FireScape Science Goals

The FireScape Science Working Group provides a science perspective on issues germane to ecosystem ecology and management. The central goals of the Science Working Group are to:

  • Provide technical support and scientific data for FireScape planning, public participation, and management; and
  • Advance the science of ecosystem management.
  • Communicate support and new information to peers.

Science Working Group Objectives

Provide decision support for ecosystem management

  • Provide technical support, scientific data, and analyses for program- and project-level planning, exploration of alternatives, public and stakeholder communication, and implementation.
  • Collaborate with TEAMS Enterprise and other technical resources toward meeting project objectives.
  • Build local capacity for ongoing post-treatment monitoring and adaptive project management.
  • Build capacity and models for adaptation of science-informed management model to other areas.

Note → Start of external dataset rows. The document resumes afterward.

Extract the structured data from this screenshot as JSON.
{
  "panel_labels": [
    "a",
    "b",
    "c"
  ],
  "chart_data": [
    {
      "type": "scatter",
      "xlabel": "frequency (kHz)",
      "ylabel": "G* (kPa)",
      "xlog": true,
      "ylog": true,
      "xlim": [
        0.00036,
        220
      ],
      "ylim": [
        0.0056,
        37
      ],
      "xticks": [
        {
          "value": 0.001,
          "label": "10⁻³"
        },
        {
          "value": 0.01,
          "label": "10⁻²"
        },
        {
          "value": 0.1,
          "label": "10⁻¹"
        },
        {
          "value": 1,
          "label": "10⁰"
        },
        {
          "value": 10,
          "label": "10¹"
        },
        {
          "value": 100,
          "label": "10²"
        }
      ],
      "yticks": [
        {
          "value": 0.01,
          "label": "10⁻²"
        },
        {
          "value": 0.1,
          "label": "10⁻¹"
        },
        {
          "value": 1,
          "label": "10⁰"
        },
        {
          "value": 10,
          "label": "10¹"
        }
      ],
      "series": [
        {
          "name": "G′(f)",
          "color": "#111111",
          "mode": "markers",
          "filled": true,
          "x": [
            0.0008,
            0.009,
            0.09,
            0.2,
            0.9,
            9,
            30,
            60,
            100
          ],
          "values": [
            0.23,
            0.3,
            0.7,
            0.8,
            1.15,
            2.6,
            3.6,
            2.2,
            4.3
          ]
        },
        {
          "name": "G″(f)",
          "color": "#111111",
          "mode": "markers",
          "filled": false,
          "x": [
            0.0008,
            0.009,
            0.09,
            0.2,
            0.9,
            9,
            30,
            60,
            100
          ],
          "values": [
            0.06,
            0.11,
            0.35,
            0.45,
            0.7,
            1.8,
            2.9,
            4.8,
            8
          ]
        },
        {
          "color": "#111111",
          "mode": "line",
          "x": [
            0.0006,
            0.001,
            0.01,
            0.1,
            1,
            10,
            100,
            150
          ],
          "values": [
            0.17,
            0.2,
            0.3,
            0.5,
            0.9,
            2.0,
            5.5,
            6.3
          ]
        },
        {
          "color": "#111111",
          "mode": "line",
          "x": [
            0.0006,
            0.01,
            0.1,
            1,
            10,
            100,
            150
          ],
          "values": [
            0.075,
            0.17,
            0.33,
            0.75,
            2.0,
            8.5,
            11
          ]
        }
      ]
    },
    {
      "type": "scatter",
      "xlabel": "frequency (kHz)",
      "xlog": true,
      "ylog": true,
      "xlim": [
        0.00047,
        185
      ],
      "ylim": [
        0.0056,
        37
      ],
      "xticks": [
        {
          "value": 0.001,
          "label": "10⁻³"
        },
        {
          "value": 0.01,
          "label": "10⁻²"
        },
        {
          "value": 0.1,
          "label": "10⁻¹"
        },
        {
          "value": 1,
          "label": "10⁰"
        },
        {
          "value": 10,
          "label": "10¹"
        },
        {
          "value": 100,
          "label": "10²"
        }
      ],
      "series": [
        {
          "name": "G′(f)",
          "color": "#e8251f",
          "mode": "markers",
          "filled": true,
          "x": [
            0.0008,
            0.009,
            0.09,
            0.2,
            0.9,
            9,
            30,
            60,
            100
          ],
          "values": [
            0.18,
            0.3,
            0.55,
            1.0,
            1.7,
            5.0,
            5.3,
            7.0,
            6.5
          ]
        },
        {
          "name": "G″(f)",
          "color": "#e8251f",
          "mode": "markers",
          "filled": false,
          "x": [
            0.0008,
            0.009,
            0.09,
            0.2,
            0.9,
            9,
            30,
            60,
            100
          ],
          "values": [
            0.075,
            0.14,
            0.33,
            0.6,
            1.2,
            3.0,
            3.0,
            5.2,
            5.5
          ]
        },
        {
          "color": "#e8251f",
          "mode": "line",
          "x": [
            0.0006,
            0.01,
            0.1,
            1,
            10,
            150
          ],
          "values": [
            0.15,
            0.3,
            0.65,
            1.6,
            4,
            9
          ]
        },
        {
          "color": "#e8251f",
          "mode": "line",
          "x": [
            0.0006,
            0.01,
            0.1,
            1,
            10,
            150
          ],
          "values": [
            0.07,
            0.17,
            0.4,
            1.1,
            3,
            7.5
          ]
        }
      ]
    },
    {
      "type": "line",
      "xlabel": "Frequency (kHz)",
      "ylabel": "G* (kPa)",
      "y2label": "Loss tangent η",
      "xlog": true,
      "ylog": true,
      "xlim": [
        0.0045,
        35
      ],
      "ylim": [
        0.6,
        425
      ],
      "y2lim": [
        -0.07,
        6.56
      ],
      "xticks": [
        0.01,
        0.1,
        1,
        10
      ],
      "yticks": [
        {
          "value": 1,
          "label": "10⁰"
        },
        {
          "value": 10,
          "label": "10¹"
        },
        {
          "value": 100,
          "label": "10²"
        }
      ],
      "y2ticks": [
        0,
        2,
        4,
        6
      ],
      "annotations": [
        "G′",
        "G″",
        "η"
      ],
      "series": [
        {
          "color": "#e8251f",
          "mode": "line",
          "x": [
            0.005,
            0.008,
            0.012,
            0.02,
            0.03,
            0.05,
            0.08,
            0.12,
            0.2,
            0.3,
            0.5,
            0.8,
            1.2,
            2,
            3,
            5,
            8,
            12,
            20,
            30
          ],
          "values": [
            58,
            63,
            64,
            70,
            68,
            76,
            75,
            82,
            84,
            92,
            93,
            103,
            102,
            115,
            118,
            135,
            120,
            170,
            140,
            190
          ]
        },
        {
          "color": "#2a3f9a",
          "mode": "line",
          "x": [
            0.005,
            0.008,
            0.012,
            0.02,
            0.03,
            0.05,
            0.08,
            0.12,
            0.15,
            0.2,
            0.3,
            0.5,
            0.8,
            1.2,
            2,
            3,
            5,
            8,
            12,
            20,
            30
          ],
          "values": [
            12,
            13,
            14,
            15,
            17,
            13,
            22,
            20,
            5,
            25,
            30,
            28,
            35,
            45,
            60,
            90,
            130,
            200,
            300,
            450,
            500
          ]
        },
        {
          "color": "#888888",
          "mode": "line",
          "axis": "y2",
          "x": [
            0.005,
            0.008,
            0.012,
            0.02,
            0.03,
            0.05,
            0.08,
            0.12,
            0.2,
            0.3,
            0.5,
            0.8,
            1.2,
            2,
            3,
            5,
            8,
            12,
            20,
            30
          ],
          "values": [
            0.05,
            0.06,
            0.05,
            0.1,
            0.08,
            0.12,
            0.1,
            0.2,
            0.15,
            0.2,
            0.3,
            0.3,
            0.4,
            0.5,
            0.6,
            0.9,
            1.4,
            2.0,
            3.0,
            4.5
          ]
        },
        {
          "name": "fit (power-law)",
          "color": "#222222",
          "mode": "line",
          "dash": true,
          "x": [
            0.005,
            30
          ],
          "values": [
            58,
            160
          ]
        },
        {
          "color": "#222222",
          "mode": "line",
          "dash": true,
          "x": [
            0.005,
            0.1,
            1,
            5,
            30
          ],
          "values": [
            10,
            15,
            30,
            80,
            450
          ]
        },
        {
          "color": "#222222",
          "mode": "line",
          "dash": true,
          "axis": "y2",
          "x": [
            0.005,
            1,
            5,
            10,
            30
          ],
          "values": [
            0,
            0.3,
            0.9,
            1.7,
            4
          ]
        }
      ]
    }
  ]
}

Advance the science of landscape fire and ecosystem fire management.

  • Develop a hierarchical Land Type Analysis as a base layer of ecological units/systems.
  • Crosswalk Land Type Analysis to fuel models at the landscape scale.
  • Understand fire behavior on complex post-fire landscapes, using stochastic simulation modeling of fire behavior and effects.
  • Integrate fire history information, field observations, and modeling to assess landscape Fire Return Interval Departure (FRID) from the natural range of variation by vegetation type.
  • Apply to desired future condition assessment and Vegetation Dynamics Development Tool (VDDT) analysis.
  • Use Fuel Moisture Stress Index (FMSI) to assess fire hazard in relation to current and future climate variability.
  • Use Land Types and fire behavior to guide desired future conditions and treatment options.
  • Use LiDAR to estimate carbon pools, forest structure and potential crown fire behavior under current and potential future climate.
  • Understand the effects of buffelgrass invasion on landscape fire behavior and effects.

3. Communicate with peers.

  • Create a record of scientific questions central to landscape fire management to communicate this scientific activity to peers in the research and management communities.